Para o espectador, a relação com o cinema pode ser uma porta de entrada na obra de Guido Guidi. Pedro Alfacinha reconhece-a como legítima, revelando, por exemplo, que Deserto Vermelho (1964), de Michelangelo Antonioni, foi rodado às portas da casa do artista, mas a fotografia é a fotografia. Não é cinema. Zanot sublinha a importância destas distinções – “Este trabalho é sobretudo ‘fotográfico’, tem a ver com a fotografia, as suas imagens estão sempre a dizer-nos isso” – sem deixar de admitir justeza de um adjectivo: “Sim, podemos dizer que o seu trabalho é, por vezes, cinemático. Ele cria sequências com fotografias ligeiramente diferentes do mesmo assunto, que se distinguem porque foram feitas a partir de ângulos diferentes ou em momentos diferentes. Estas séries [de Veneto] podiam ser variações cinemáticas, pois o espectador pode ter a impressão de que se move entre objectos ou situações ou de que está a assistir ao desenrolar de uma cena”. Falar de Antonioni não é, todavia, despropositado. “Há coisas no seu cinema que se encontram nesta fotografia. Uma austeridade ostensiva, um interesse compulsivo por tudo o que é banal e esquecível, a ausência de uma narrativa linear, a presença de um conjunto de cenas individuais que pode ter alguma coisa em comum”.

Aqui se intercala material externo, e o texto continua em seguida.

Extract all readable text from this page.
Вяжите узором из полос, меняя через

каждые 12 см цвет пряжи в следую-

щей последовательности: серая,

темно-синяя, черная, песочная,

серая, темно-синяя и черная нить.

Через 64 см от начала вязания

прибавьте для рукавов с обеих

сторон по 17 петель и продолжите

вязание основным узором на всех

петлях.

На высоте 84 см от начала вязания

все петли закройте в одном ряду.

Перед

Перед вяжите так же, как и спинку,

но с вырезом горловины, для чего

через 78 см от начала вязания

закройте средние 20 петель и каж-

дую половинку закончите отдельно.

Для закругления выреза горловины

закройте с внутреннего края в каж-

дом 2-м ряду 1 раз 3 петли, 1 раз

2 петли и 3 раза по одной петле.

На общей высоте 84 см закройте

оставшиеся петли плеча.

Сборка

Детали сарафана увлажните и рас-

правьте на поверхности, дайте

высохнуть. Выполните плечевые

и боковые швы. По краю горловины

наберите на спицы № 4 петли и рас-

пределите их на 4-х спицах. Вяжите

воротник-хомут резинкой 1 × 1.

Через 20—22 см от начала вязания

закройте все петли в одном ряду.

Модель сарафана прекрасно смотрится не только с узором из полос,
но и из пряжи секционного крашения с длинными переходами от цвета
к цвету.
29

Já a relação com a arte conceptual é mais complexa. A biografia de Guido Guidi cruza-se com a actividade de vários italianos associados a essa movimento (Giuliano Della Casa, Franco Guerzoni, Franco Vaccar) e o seu trabalho é uma reflexão sobre a fotografia, mas, diz o crítico italiano, é provável que ele não reconheça a relevância dessa influência. “O seu trabalho faz um elogio à democracia. O Walker Evans, o Edward Ruscha e a pop art foram, para ele, muito mais importantes, assim como a arte informale, de que algumas obras na exposição podem ser consideradas tributos”. Aproveite-se a ocasião para um regresso a Veneto. Sobre esta, revela o galerista: “As fotografias são provas de contacto, em grande formato, o que as torna absolutamente magnéticas, mas a montagem é muito tradicional. Tentámos replicar o processo de selecção. Está montada para que as imagens permitam estabelecer relações entre si”, Fundamental para o galerista é que Veneto introduza a obra de Guidi ao público português e, em simultâneo, afirme a autonomia da fotografia, a sua absoluta independência da pintura, da arquitectura, entre outras disciplinas, como arte fácil e difícil, como linguagem que interpreta o mundo, que parece falar de tudo e de nada. Para aclarar o seu ponto de vista, Pedro Alfacinha sugere a leitura de duas comunicações apresentadas pelo artista inglês Paul Graham. Escolha-se a apresentada há cinco anos em Yale. A fotografia aparece descrita assim: “(…) é algo real, que não existia antes de a criares: uma obra de arte, de sensibilidade, que fala deste mundo e do outros seres humanos nesse mundo”.